Microsoft’s Aurora AI foundation model
Aurora is a foundation model developed by Microsoft Research that forecasts a wide range of environmental events. Microsoft says that it comes at a lower computational cost than traditional numerical forecasting and can have greater precision and speed.
Because it is a foundation model, Aurora is not limited to just AI weather forecasting. It has more than a billion parameters and can handle a wide range of prediction tasks, even in data-sparse areas. It can be specialised to go beyond traditional weather forecasting, such as for predicting air pollution, waves or even tropical cyclones.
“We’re not putting in strict rules about how we think variables should interact with each other,” says Megan Stanley, a Senior Researcher at Microsoft Research AI for Science. “We’re just giving a large deep-learning model the option to learn whatever is most useful. This is the power of deep learning in these kinds of simulation problems.”
Although initially training Aurora is costly, a study titled A foundation model for the Earth system published in Nature found that its operational expenses are significantly lower than those of traditional weather systems once it is fully functional.
How Nvidia supports weather forecasting with AI
Nvidia’s Earth-2 is a cloud and GPU platform for building and running AI-accelerated weather and climate digital twins. It bundles development tools, microservices and reference implementations for simulation, AI inference and visualisation. FourCastNet, a global, medium-range AI forecast model is an Earth-2 microservice and can emulate atmospheric dynamics at low cost.

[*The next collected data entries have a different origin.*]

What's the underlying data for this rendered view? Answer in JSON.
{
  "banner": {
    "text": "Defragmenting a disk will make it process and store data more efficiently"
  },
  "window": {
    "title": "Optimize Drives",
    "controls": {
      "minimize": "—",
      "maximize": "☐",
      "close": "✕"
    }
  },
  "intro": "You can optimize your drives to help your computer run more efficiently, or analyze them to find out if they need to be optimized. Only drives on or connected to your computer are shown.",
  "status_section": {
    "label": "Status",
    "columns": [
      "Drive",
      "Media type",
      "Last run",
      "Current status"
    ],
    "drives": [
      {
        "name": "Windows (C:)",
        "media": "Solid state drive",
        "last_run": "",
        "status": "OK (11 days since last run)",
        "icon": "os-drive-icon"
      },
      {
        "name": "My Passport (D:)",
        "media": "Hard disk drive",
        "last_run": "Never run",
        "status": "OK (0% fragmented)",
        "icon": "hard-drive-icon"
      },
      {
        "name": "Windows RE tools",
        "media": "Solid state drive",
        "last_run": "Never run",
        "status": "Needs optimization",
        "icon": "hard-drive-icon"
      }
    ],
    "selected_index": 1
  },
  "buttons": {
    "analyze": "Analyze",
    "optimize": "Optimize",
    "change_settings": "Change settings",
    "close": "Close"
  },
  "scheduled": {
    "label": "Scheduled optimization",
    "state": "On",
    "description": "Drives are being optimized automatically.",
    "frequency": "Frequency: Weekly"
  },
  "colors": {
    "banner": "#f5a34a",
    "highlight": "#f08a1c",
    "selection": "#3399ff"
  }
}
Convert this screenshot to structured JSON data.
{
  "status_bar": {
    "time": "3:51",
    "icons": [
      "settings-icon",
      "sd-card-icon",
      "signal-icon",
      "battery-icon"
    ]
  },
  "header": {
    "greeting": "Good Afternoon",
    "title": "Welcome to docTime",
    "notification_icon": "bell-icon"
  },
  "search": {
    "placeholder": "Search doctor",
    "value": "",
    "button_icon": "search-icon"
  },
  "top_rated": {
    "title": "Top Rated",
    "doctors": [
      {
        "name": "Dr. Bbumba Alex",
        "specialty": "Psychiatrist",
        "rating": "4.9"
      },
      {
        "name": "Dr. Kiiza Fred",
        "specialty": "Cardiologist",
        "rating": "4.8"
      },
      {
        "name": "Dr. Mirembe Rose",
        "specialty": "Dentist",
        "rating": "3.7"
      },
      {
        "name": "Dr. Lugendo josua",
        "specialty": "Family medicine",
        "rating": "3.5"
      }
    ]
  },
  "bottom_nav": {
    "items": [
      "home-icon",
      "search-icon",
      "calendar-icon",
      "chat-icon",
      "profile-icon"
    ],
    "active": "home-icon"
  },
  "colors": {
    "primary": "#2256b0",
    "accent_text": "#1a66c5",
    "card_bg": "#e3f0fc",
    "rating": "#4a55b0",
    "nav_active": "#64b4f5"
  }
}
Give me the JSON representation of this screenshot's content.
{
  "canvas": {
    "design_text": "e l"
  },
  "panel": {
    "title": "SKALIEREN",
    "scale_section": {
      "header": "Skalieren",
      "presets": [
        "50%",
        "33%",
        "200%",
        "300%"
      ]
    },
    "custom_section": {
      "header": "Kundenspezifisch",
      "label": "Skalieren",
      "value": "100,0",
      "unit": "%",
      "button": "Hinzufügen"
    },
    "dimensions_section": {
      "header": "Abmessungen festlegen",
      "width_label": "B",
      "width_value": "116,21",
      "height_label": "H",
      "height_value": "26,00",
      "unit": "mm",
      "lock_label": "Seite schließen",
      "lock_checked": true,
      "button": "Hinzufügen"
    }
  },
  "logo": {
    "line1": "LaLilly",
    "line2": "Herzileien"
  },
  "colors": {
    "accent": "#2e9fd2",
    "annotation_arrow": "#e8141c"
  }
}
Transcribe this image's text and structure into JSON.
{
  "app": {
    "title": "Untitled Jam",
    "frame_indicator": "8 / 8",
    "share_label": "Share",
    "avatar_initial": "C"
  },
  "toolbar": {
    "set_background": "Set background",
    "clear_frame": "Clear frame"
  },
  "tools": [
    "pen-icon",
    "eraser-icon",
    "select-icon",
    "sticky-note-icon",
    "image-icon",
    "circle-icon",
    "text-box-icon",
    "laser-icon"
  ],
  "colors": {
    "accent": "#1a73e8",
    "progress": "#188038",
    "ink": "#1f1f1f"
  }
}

CorrDiff is a generative downscaling model that turns coarse global fields into kilometre-scale guidance. Nvidia says that it is up to 1,000 times faster and 3,000 times more energy efficient than traditional high-resolution runs on a like-for-like task.
StormCast is a generative AI model for emulating high-fidelity atmospheric dynamics. Nvidia says it can enable reliable weather prediction at mesoscale, critical for disaster planning and mitigation.
“The production of computationally tractable storm-scale ensemble weather forecasts represents one of the grand challenges of numerical weather prediction,” Tom Hamill, Head of Innovation at The Weather Company, told Nvidia. “StormCast is a notable model that addresses these challenges, and The Weather Company is excited to collaborate with Nvidia on developing, evaluating and potentially using these deep learning forecast models.”